Старуха ссутулилась на лодочной скамье.
– Жаль, что я не умерла раньше и теперь вынуждена видеть, как мой младший сын, вслед за старшим, погибает в ереси…
– А вы всегда любили нас меньше, чем ложную церковь и деспота-императора.
Бретон повернулся и пошел прочь, ловко перепрыгивая с камня на камень, лодка с беззвучно плачущей старухой отчалила и под ударами весел заскользила к отдаленному берегу, разрезая зеленую гладь залива. Женщина неловко попыталась встать со скамьи, суденышко опасно качнулось.
– Клаус!
Крик долетел до пристани и мятежник обернулся.
– Прощай, Клаус! Пусть Небо поможет тебе!

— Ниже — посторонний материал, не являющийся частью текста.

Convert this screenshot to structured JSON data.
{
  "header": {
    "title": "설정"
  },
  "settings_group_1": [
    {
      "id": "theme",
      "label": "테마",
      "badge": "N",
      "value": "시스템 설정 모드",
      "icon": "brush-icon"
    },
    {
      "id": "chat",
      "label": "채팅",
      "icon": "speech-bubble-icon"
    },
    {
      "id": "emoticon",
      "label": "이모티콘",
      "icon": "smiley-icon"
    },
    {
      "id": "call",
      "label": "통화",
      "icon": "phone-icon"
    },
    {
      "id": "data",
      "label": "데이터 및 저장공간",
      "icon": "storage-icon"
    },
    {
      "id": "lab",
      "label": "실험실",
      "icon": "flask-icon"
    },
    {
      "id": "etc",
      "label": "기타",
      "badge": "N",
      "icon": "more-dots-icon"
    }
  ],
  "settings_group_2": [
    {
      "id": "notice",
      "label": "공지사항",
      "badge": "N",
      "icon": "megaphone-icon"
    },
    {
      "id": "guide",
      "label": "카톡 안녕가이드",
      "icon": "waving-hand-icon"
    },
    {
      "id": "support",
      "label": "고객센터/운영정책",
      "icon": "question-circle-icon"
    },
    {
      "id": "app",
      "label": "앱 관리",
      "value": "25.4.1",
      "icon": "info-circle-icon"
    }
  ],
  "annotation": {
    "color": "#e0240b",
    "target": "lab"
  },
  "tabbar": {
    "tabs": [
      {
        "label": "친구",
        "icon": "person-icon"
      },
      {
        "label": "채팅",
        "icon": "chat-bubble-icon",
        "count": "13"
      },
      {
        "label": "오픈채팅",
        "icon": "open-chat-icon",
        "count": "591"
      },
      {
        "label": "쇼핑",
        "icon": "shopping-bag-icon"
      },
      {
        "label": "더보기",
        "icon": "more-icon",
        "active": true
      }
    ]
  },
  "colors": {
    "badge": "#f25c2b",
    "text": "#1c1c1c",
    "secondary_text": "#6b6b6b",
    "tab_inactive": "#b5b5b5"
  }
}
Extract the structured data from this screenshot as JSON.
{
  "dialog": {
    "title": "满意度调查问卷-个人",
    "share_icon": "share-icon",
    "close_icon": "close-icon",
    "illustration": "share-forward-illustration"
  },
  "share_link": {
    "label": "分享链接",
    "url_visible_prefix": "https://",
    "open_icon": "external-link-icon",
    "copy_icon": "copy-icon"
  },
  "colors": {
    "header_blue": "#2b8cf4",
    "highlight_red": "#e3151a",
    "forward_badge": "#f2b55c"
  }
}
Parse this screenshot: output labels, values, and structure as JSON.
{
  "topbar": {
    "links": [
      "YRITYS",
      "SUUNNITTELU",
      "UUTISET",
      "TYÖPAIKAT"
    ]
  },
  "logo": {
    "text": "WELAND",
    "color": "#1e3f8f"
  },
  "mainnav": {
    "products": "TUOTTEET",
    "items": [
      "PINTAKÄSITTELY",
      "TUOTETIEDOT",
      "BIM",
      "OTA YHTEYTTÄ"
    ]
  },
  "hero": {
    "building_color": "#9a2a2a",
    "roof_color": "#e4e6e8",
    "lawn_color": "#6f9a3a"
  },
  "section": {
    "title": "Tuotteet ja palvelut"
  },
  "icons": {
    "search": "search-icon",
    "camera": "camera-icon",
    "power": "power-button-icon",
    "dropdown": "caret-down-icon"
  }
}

Бретон поднес руку к губам, а потом поднял ее прощальным жестом. Возможно, он что-то кричал в ответ, но внезапно, после совершенно безветренного дня налетевший бриз унес его слова, и их не расслышал никто. Лодка быстро уходила в сторону берега Империи…
Мятежники, собравшиеся близ ратуши, пребывали в угрюмом озлоблении, переходящем в отчаяние, и когда, спустя некоторое время, ересиарх появился среди скопища вооруженных людей, встреча эта оказалась почти враждебной.
– Где наши братья?! – кричали одни.
Другие, занятые своими или чужими ранами, не тратили сил на крики. Они просто молчали, отводя взгляды, это молчание говорило лучше слов. Бретону казалось, что его спину обжигают взгляды ненависти, и, как это бывает в моменты поражений, прежняя преданность людей обернулась лишь более яркой и насыщенной ненавистью. К ненависти примешивалась изрядная доля злой насмешки.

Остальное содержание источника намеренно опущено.